Basic question on set ordering

Question

I have some difficulties with a question from Jech's book (Introduction to Set Theory). Any help would be appreciated.

Give examples of a finite ordered set $(A, \leq)$ and a subset $B$ of $A$ so that

• $B$ has no greatest element.

• $B$ has no least element.

• $B$ has no greatest element, but $B$ has a supremum.

• $B$ has no supremum.

The only set I can think of is the empty set. What am I missing ?

Answer 1

If you got "finite" correct, then you need $A$ to be a partial order (not total) for some parts to have a solution. Clearly you can satisfy (a) if you can satisfy (c), which is easy as long as you have two elements in $B$ that are incomparable but both less than something outside $B$. You only need a partial order with 3 elements for this to be possible. Similarly for (b).

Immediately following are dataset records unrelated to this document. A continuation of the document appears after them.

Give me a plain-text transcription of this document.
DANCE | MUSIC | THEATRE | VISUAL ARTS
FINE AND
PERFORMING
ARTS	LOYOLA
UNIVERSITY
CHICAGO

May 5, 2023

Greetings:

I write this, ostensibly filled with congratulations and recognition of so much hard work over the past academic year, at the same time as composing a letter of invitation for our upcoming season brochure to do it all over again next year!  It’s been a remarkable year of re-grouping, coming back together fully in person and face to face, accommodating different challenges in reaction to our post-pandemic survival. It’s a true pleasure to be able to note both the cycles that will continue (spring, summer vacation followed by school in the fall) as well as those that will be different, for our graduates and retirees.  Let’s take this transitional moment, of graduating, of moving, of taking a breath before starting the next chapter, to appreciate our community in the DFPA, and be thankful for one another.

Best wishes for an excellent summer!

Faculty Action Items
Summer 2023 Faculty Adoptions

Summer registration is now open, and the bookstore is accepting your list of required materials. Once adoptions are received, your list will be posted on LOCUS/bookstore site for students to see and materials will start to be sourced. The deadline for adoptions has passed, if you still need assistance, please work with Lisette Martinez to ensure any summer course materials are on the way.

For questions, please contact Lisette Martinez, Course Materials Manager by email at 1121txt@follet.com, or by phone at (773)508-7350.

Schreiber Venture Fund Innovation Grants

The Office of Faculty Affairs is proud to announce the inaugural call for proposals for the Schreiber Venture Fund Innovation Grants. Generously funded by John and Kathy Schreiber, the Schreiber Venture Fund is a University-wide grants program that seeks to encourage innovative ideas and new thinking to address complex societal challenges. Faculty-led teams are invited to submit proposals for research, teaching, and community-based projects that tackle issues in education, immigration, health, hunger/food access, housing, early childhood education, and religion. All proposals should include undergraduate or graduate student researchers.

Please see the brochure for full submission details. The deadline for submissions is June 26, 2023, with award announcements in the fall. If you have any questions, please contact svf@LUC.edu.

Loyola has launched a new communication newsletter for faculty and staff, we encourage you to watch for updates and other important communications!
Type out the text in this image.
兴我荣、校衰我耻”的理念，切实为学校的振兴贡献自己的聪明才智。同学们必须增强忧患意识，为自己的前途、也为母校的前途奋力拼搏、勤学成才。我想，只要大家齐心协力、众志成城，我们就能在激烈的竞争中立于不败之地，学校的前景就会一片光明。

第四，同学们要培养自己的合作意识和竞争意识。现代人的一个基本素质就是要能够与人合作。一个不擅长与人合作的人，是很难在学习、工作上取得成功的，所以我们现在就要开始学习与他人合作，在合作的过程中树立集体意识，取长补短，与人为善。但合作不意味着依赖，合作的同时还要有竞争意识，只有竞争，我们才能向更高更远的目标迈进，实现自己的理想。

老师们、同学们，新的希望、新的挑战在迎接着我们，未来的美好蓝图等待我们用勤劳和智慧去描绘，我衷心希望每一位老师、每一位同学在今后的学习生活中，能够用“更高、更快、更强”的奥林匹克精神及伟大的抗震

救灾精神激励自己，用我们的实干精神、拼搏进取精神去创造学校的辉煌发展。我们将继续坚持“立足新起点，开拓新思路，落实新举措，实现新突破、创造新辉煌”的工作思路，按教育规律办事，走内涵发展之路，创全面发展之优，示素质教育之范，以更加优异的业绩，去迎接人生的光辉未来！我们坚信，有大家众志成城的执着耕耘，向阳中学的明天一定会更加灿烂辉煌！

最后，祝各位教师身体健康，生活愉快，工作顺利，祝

For (d) the empty set does not necessarily work, depending on what $A$ is. If $A$ has a least element, then $\emptyset$ does have a supremum. If not, then it does not. A one element subset in a partial order always has a supremum, so if you want a bigger example you need two elements. Can you figure out what kind of $A$ can give you an example?

Answer 2

Thanks for your help.I think I got it right now.For (a), (b) and (d) we could use: $A = \{a, b\}$ and $\leq$ as $ a \leq a, b \leq b$ and choosing $B = A$. For (c) we could choose: $A = \{a, b, c\}$ and $\leq$ as $a \leq a, b \leq b, a \leq c, b \leq c$. Thanks all for your help.